Lock ‘Em Up: Ezubao Fraudsters Sent to Prison for Largest P2P Lending Scam Ever

Ezubao executives are looking at doing some hard time following the conclusion of proceedings at Beijing No. 1 Intermediate Peoples Court.

Ezubao maintains the ignominious record of the largest peer to peer lending fraud ever. The Ponzi scheme has been estimated at pilfering over $7.7 billion from unsuspecting Chinese investors. A report stated that Ezubao, and the associated platform Sesame Financial, raised enormous sums of money without a banking license from June 2014 to December 2015. Police subsequently seized cash and other assets but it has not been reported exactly how much of the ill-received funds were retrieved.

The Chinese P2P lender was launched in 2014, but was shuttered by authorities in early 2016 as employees were questioned and managers were arrested by police.  One group stated at that time;

“It’s a fake P2P platform. It’s raising funds offline from elderly people and then pretending to invest the money on behalf of those clients. It might also be using new funds to pay the interest on older contracts — a classic Ponzi scheme.”

It was estimated that 95% of all the listed projects on the platform were fake. Meanwhile, Ezubao executives lived a lavish lifestyle raking in a reported Yuan 1 Million salary – each month.

Now, according to a report in ChinaNews,26 executives of Ezubao received jail terms ranging from 3 years to life imprisonment. Platform operators, Yucheng Global and Anhui Yucheng, received penalties of Yuan 1.8 billion yuan and 100 million yuan, respectively.
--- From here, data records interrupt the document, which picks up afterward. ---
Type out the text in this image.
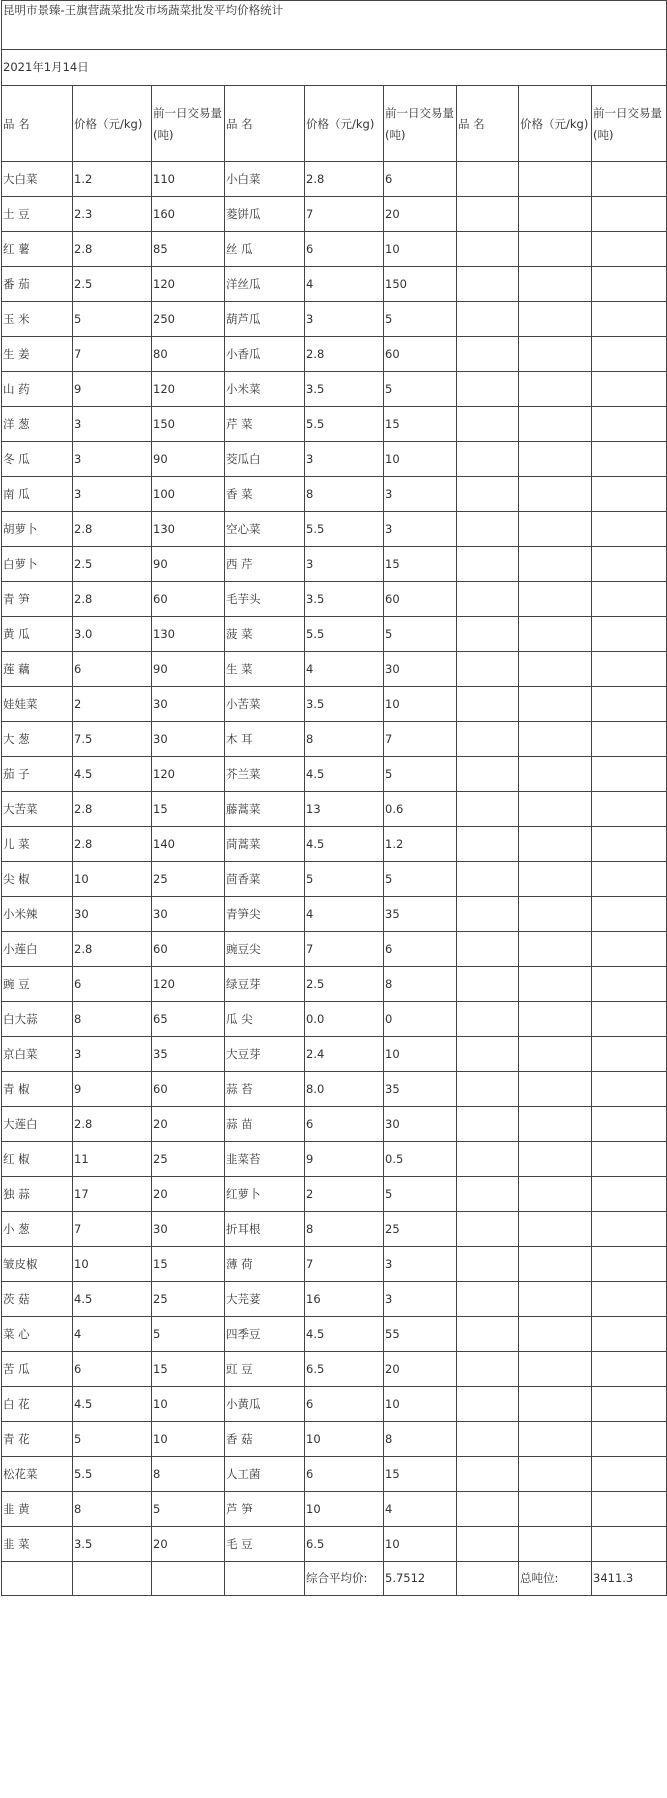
昆明市景臻-王旗营蔬菜批发市场蔬菜批发平均价格统计								
2021年1月14日								
品 名	价格（元/kg)	前一日交易量(吨)	品 名	价格（元/kg)	前一日交易量(吨)	品 名	价格（元/kg)	前一日交易量(吨)
大白菜	1.2	110	小白菜	2.8	6			
土 豆	2.3	160	菱饼瓜	7	20			
红 薯	2.8	85	丝 瓜	6	10			
番 茄	2.5	120	洋丝瓜	4	150			
玉 米	5	250	葫芦瓜	3	5			
生 姜	7	80	小香瓜	2.8	60			
山 药	9	120	小米菜	3.5	5			
洋 葱	3	150	芹 菜	5.5	15			
冬 瓜	3	90	茭瓜白	3	10			
南 瓜	3	100	香 菜	8	3			
胡萝卜	2.8	130	空心菜	5.5	3			
白萝卜	2.5	90	西 芹	3	15			
青 笋	2.8	60	毛芋头	3.5	60			
黄 瓜	3.0	130	菠 菜	5.5	5			
莲 藕	6	90	生 菜	4	30			
娃娃菜	2	30	小苦菜	3.5	10			
大 葱	7.5	30	木 耳	8	7			
茄 子	4.5	120	芥兰菜	4.5	5			
大苦菜	2.8	15	藤蒿菜	13	0.6			
儿 菜	2.8	140	茼蒿菜	4.5	1.2			
尖 椒	10	25	茴香菜	5	5			
小米辣	30	30	青笋尖	4	35			
小莲白	2.8	60	豌豆尖	7	6			
豌 豆	6	120	绿豆芽	2.5	8			
白大蒜	8	65	瓜 尖	0.0	0			
京白菜	3	35	大豆芽	2.4	10			
青 椒	9	60	蒜 苔	8.0	35			
大莲白	2.8	20	蒜 苗	6	30			
红 椒	11	25	韭菜苔	9	0.5			
独 蒜	17	20	红萝卜	2	5			
小 葱	7	30	折耳根	8	25			
皱皮椒	10	15	薄 荷	7	3			
茨 菇	4.5	25	大芫荽	16	3			
菜 心	4	5	四季豆	4.5	55			
苦 瓜	6	15	豇 豆	6.5	20			
白 花	4.5	10	小黄瓜	6	10			
青 花	5	10	香 菇	10	8			
松花菜	5.5	8	人工菌	6	15			
韭 黄	8	5	芦 笋	10	4			
韭 菜	3.5	20	毛 豆	6.5	10			
				综合平均价:	5.7512		总吨位:	3411.3
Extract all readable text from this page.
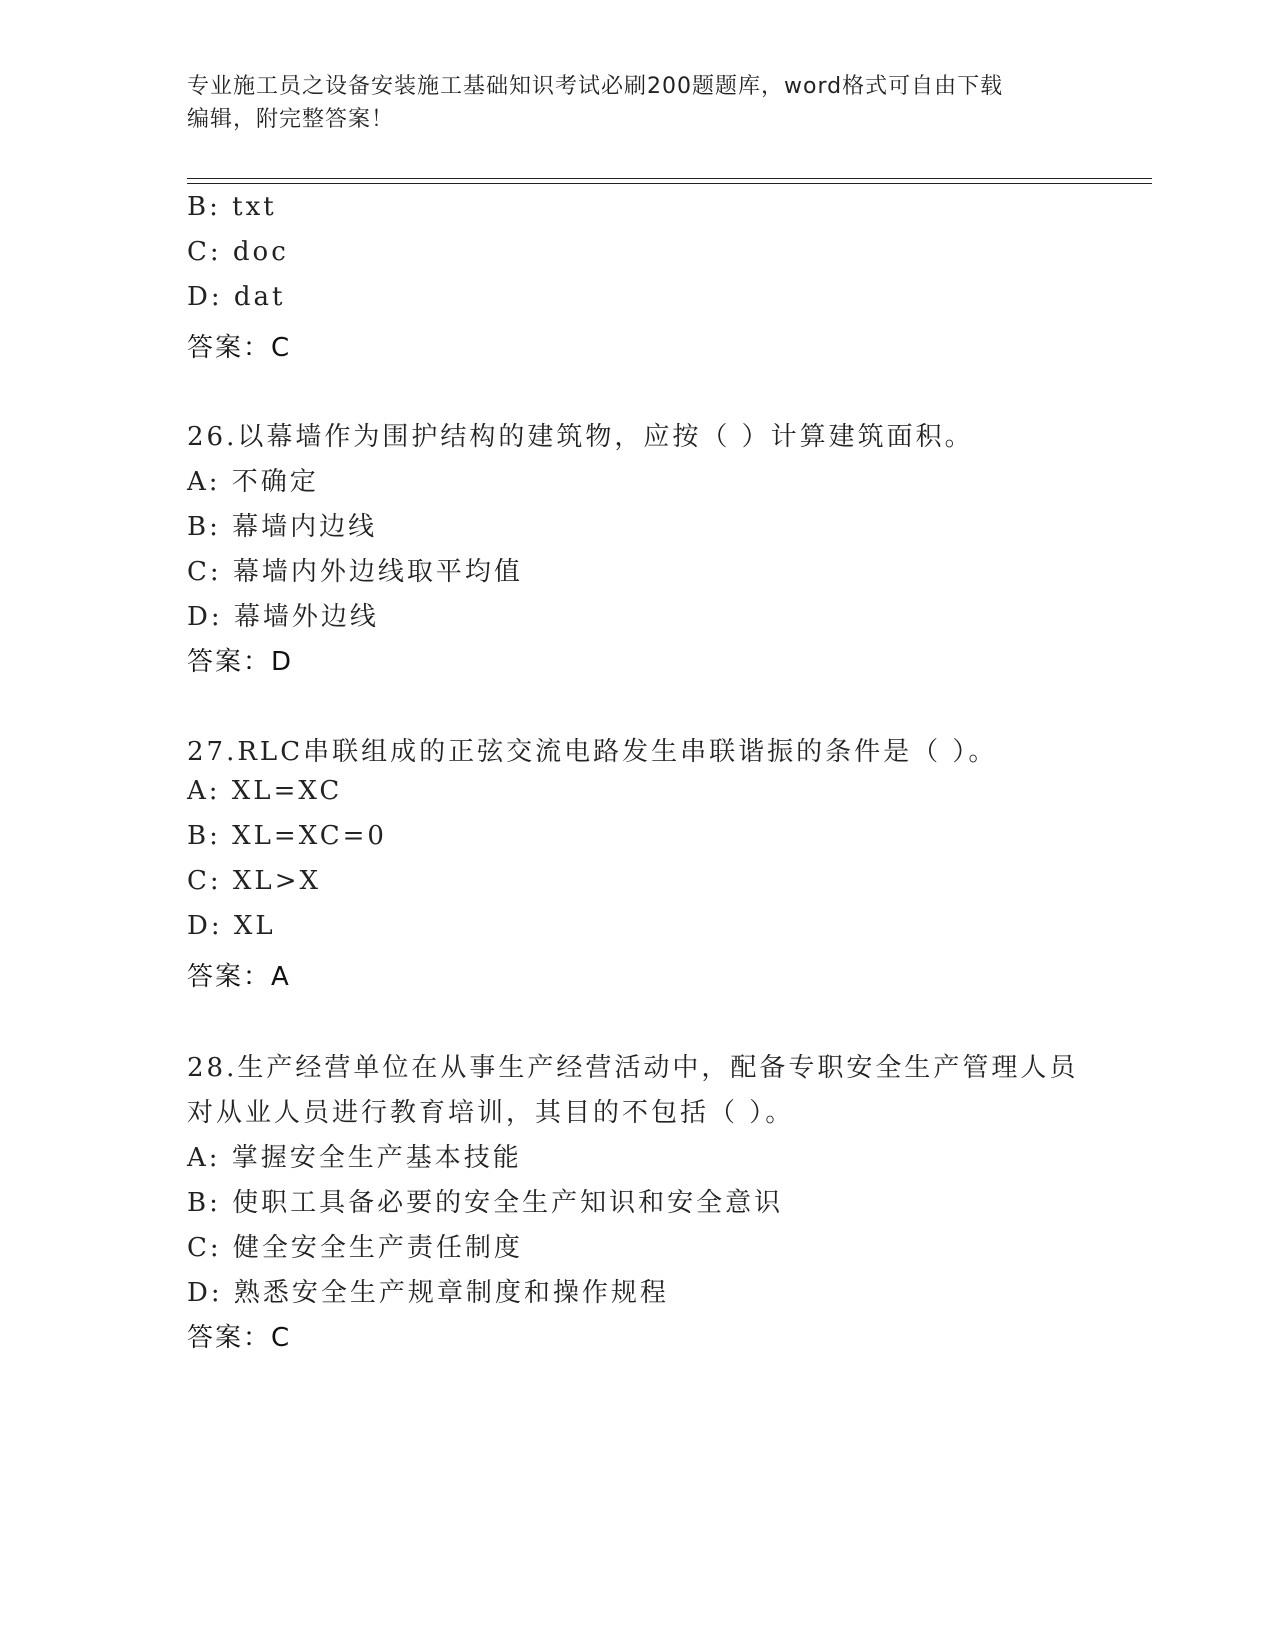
专业施工员之设备安装施工基础知识考试必刷200题题库，word格式可自由下载
编辑，附完整答案！
B: txt
C: doc
D: dat
答案：C
26.以幕墙作为围护结构的建筑物，应按（ ）计算建筑面积。
A: 不确定
B: 幕墙内边线
C: 幕墙内外边线取平均值
D: 幕墙外边线
答案：D
27.RLC串联组成的正弦交流电路发生串联谐振的条件是（ ）。
A: XL=XC
B: XL=XC=0
C: XL>X
D: XL
答案：A
28.生产经营单位在从事生产经营活动中，配备专职安全生产管理人员
对从业人员进行教育培训，其目的不包括（ ）。
A: 掌握安全生产基本技能
B: 使职工具备必要的安全生产知识和安全意识
C: 健全安全生产责任制度
D: 熟悉安全生产规章制度和操作规程
答案：C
Chairman Ding Ning and his brother who was also affiliated with the online lender bot received life imprisonment. They were also assessed fines but it was not clear if either would be able to pay the assessments. Some of the other defendents were convicted of other crimes like illegal possession of guns and smuggling.

The fraud was estimated to have impacted over 900,000 investors who were lured to invest by audacious claims of investment returns.

Since the fraud was exposed Chinese officials has cracked down on unscrupulous online lenders.